Fearing a pout from his Cleopatra, Burton hurried to a phone box and after what he termed “24 hours of agony” he bought the stone for $1.1m (€1bn).
Elizabeth Taylor, not content with a ring, had Cartier make it up into a necklace (another €80k), to prettily distract attention from a tracheotomy scar.
The jewel later starred on The Ed Sullivan Show.
She sold the piece in 1978, and with her signature generosity, gifted the money to an African medical charity.
Actor Brad Pitt is devoted to the work of architect Frank Lloyd Wright (1867-1959) — rather unctuously claiming the master designer had “changed his life”.

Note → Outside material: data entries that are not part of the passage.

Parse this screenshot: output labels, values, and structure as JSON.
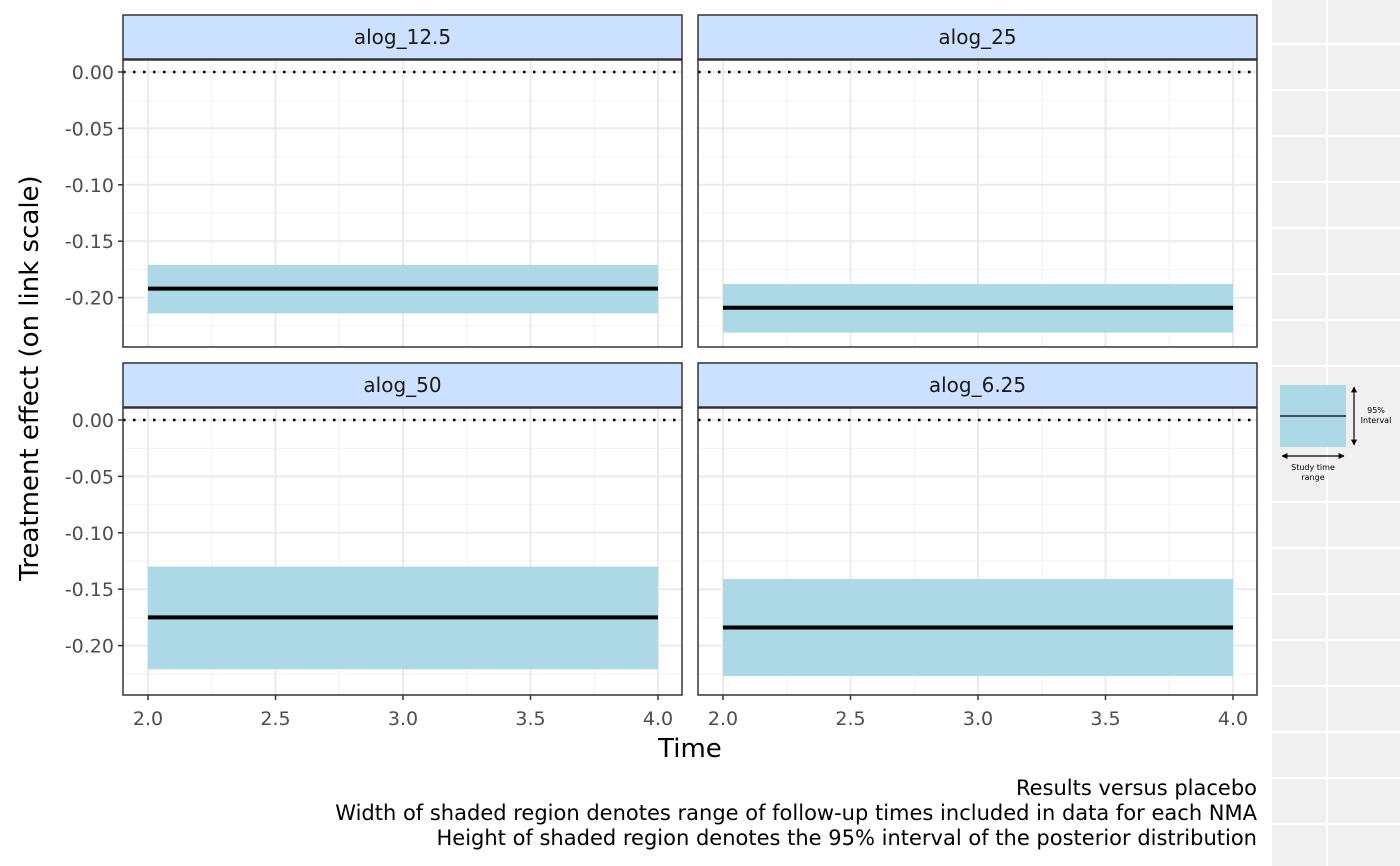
{
  "chart_data": {
    "type": "line",
    "layout": "facet-grid 2x2",
    "xlabel": "Time",
    "ylabel": "Treatment effect (on link scale)",
    "xlim": [
      1.9,
      4.05
    ],
    "ylim": [
      -0.235,
      0.01
    ],
    "x_ticks": [
      2.0,
      2.5,
      3.0,
      3.5,
      4.0
    ],
    "x_tick_labels": [
      "2.0",
      "2.5",
      "3.0",
      "3.5",
      "4.0"
    ],
    "y_ticks": [
      0.0,
      -0.05,
      -0.1,
      -0.15,
      -0.2
    ],
    "y_tick_labels": [
      "0.00",
      "-0.05",
      "-0.10",
      "-0.15",
      "-0.20"
    ],
    "reference_line": {
      "y": 0.0,
      "style": "dotted"
    },
    "grid": true,
    "colors": {
      "interval_fill": "#add8e6",
      "strip_fill": "#cce0ff",
      "estimate_line": "#000000",
      "panel_border": "#333333",
      "side_panel": "#f0f0f0"
    },
    "panels": [
      {
        "label": "alog_12.5",
        "x_start": 2.0,
        "x_end": 4.0,
        "estimate": -0.192,
        "lower": -0.214,
        "upper": -0.171
      },
      {
        "label": "alog_25",
        "x_start": 2.0,
        "x_end": 4.0,
        "estimate": -0.209,
        "lower": -0.231,
        "upper": -0.188
      },
      {
        "label": "alog_50",
        "x_start": 2.0,
        "x_end": 4.0,
        "estimate": -0.175,
        "lower": -0.221,
        "upper": -0.13
      },
      {
        "label": "alog_6.25",
        "x_start": 2.0,
        "x_end": 4.0,
        "estimate": -0.184,
        "lower": -0.227,
        "upper": -0.141
      }
    ],
    "caption": [
      "Results versus placebo",
      "Width of shaded region denotes range of follow-up times included in data for each NMA",
      "Height of shaded region denotes the 95% interval of the posterior distribution"
    ],
    "legend": {
      "interval_label": [
        "95%",
        "Interval"
      ],
      "time_label": [
        "Study time",
        "range"
      ]
    }
  }
}
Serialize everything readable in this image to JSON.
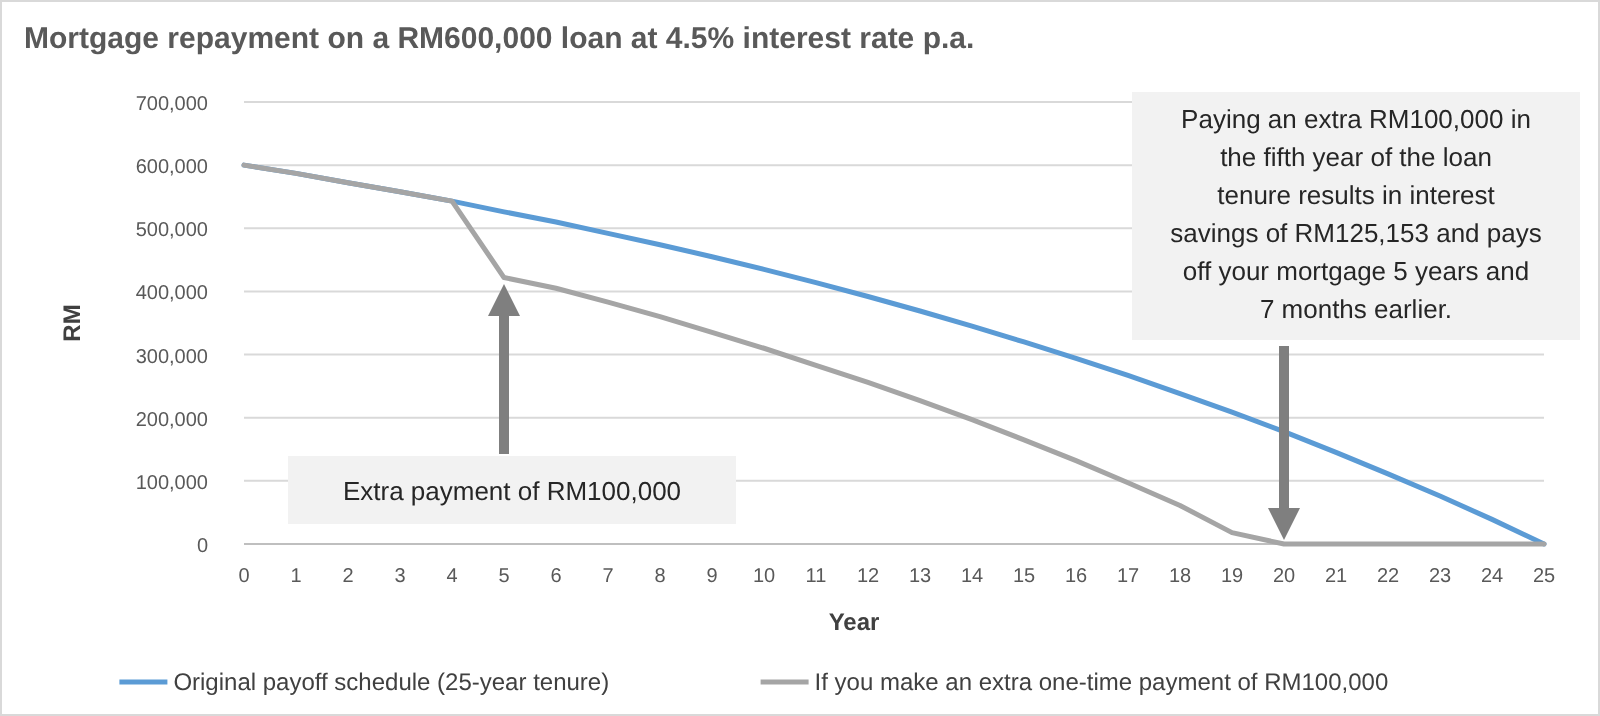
{
  "chart_data": {
    "type": "line",
    "title": "Mortgage repayment on a RM600,000 loan at 4.5% interest rate p.a.",
    "xlabel": "Year",
    "ylabel": "RM",
    "x": [
      0,
      1,
      2,
      3,
      4,
      5,
      6,
      7,
      8,
      9,
      10,
      11,
      12,
      13,
      14,
      15,
      16,
      17,
      18,
      19,
      20,
      21,
      22,
      23,
      24,
      25
    ],
    "series": [
      {
        "name": "Original payoff schedule (25-year tenure)",
        "color": "#5b9bd5",
        "values": [
          600000,
          587000,
          572000,
          558000,
          543000,
          526000,
          510000,
          492000,
          474000,
          455000,
          435000,
          414000,
          392000,
          369000,
          345000,
          320000,
          294000,
          267000,
          238000,
          209000,
          178000,
          145000,
          111000,
          76000,
          39000,
          0
        ]
      },
      {
        "name": "If you make an extra one-time payment of RM100,000",
        "color": "#a5a5a5",
        "values": [
          600000,
          587000,
          572000,
          558000,
          543000,
          422000,
          405000,
          383000,
          360000,
          335000,
          310000,
          283000,
          256000,
          227000,
          197000,
          165000,
          132000,
          97000,
          61000,
          18000,
          0,
          0,
          0,
          0,
          0,
          0
        ]
      }
    ],
    "xlim": [
      0,
      25
    ],
    "xticks": [
      0,
      1,
      2,
      3,
      4,
      5,
      6,
      7,
      8,
      9,
      10,
      11,
      12,
      13,
      14,
      15,
      16,
      17,
      18,
      19,
      20,
      21,
      22,
      23,
      24,
      25
    ],
    "ylim": [
      0,
      700000
    ],
    "yticks": [
      {
        "value": 0,
        "label": "0"
      },
      {
        "value": 100000,
        "label": "100,000"
      },
      {
        "value": 200000,
        "label": "200,000"
      },
      {
        "value": 300000,
        "label": "300,000"
      },
      {
        "value": 400000,
        "label": "400,000"
      },
      {
        "value": 500000,
        "label": "500,000"
      },
      {
        "value": 600000,
        "label": "600,000"
      },
      {
        "value": 700000,
        "label": "700,000"
      }
    ],
    "grid": "y",
    "legend": "bottom",
    "marker": "none",
    "line_style": "solid",
    "annotations": [
      "Extra payment of RM100,000",
      "Paying an extra RM100,000 in the fifth year of the loan tenure results in interest savings of RM125,153 and pays off your mortgage 5 years and 7 months earlier."
    ]
  }
}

In 2013 Angelina Jolie treated the granite-jawed hunk with the purchase of not one, but two Lloyd Wright designed-properties for his 50th birthday.
They came complete with their own heart-shaped island, a short 80km helicopter ride from New York City.
The price is thought to have been in excess of $24m (€21.8m), which I would say was a bit of bargain considering that good penthouses and condos in Manhattan are reaching the €15 to €20m mark.
Roman Abramovich, meanwhile, the billionaire owner of Chelsea and the man who loves his girlfriend — unconfirmed as his wife — Dasha Zhukova so much he has gifted the art collector a portfolio of works said to be worth around €180m.
These include L’Homme qui marche I (1961) by Alberto Giacometti, which in 2010 held the record as the most expensive sculpture ever sold at auction, achieving over €98m.
It was overtaken by another Giacometti work, L’Homme au doigt (1947) this spring, which made €132m, doubtlessly increasing the value of Dasha’s lover’s investment.
Now where is that gift card?
Have a wonderful Christmas. It has been my absolute pleasure to write for you this year.